Кнут отполз от края трещины и, размахивая бичом, погнал собак к базе. Он торопился. С удовольствием прислушивался к весело поскрипывающим полозьям саней. В избушке он принялся рыться в вещах Свэна. Банки с консервами, одежда, снаряжение, патроны – все летело из-под рук. Попался моток горной веревки. Он машинально вытащил его, но сейчас же отбросил в сторону. Наконец удовлетворенно крякнул: в руке у него была записная книжка Свэна.

Примостившись у ящика, вырвал чистый листок из этой книжки и, старательно помусолив карандаш, как делают люди, которым редко приходится писать, принялся за подсчеты. Проставив несколько цифр, задумался и вслух пересчитал:

– Песцов шестьдесят два, оленей четыре, медведь один.

Потом подумал и вычеркнул слово "медведь". Выругавшись, разорвал листок и переписал наново, без медведя.

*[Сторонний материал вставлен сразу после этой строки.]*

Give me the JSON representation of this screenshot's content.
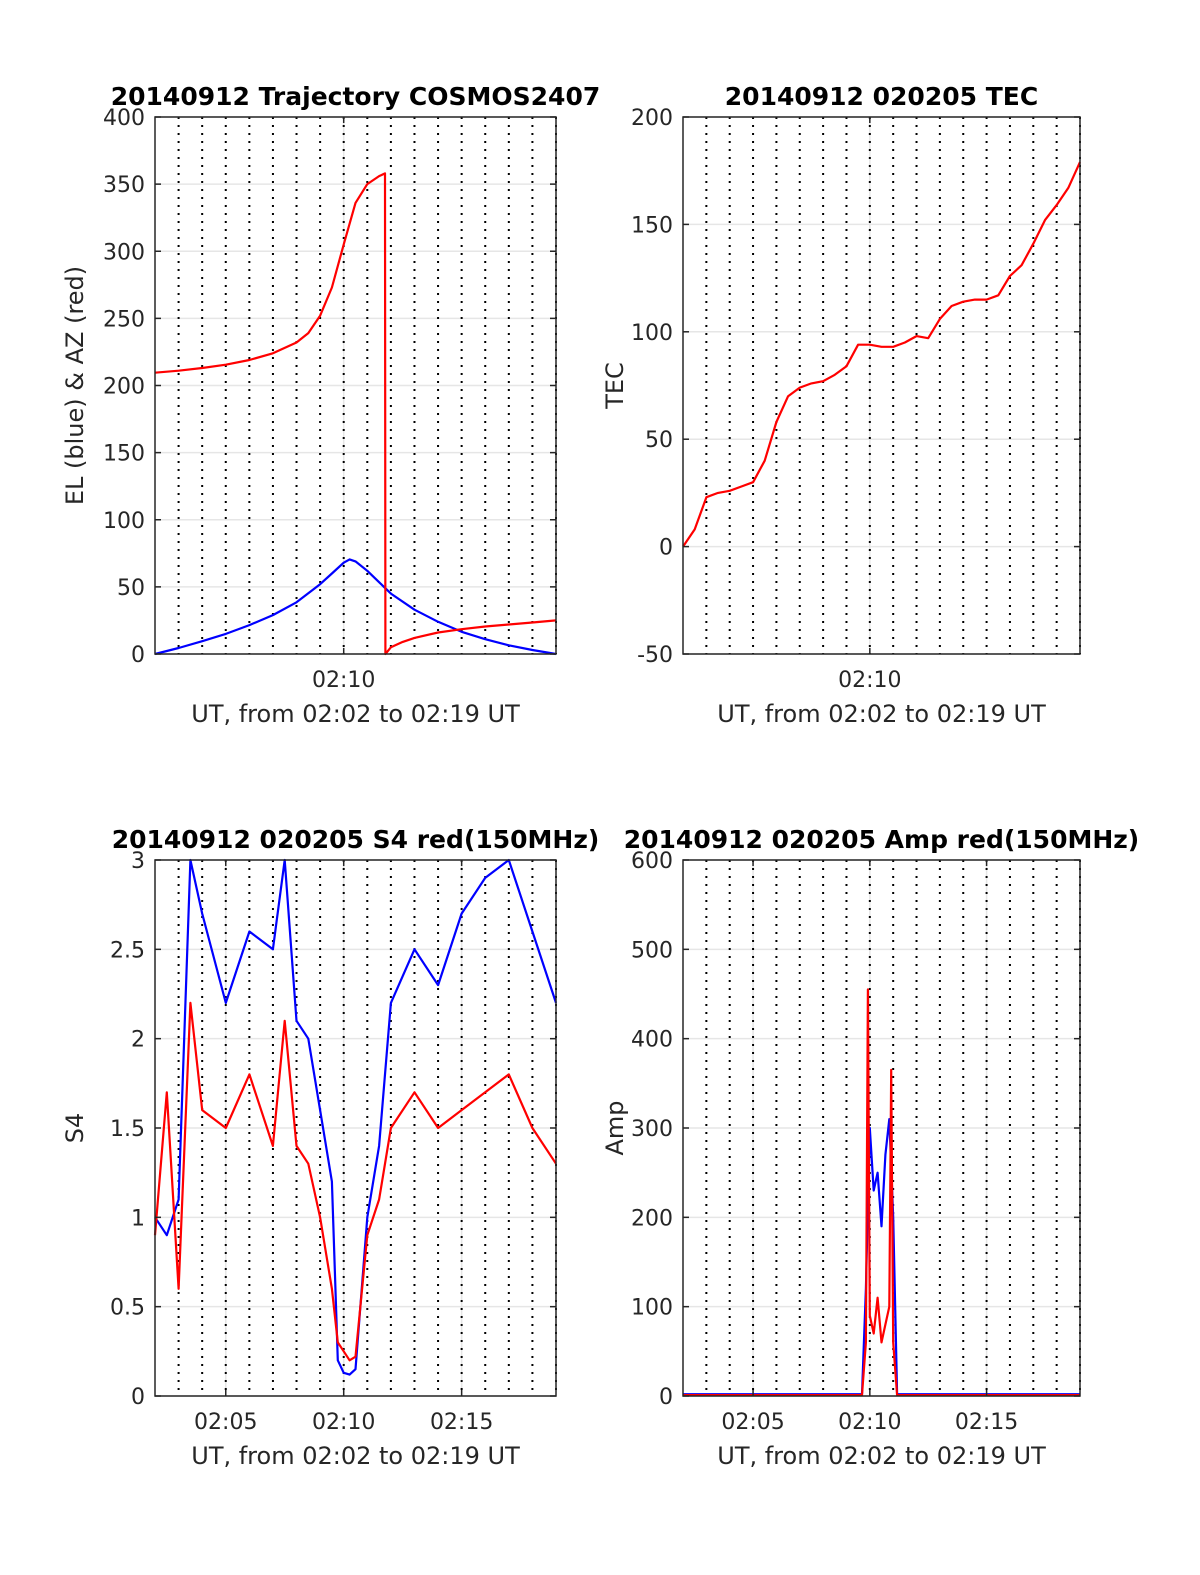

С прежней поспешностью он вернулся к месту, где оставил Свэна. Забыв предосторожность, подошел к трещине.

– Свэн!.. А Свэн!

Ответа не было. Кнут испуганно опустился на колени на краю пропасти:

– Эй, Яльмар!

– Давай веревку, – послышалось снизу.

– Сначала распишись.

Свэн, видно, не понял. Йенсен повторил:

– Сначала распишись. Когда я тебя вытащу, ты не захочешь со мной рассчитываться за потерянное время.

– Давай же веревку!

– Сначала дай расписку.

– Вытаскивай. Я дам расписку.

– Подожди.

Йенсен привязал свою бумажку и карандаш к веревке и стал спускать в трещину. Потом, спохватившись, поспешно вытащил ее обратно, отыскал самую тонкую бечевку, какой была увязана его поклажа, и, привязав к ней карандаш и бумажку, спустил Свэну. Тот с трудом дотянулся до записки, с трудом прочел и отпустил конец бечевки.

– Это же все, что у меня есть! – прохрипел он.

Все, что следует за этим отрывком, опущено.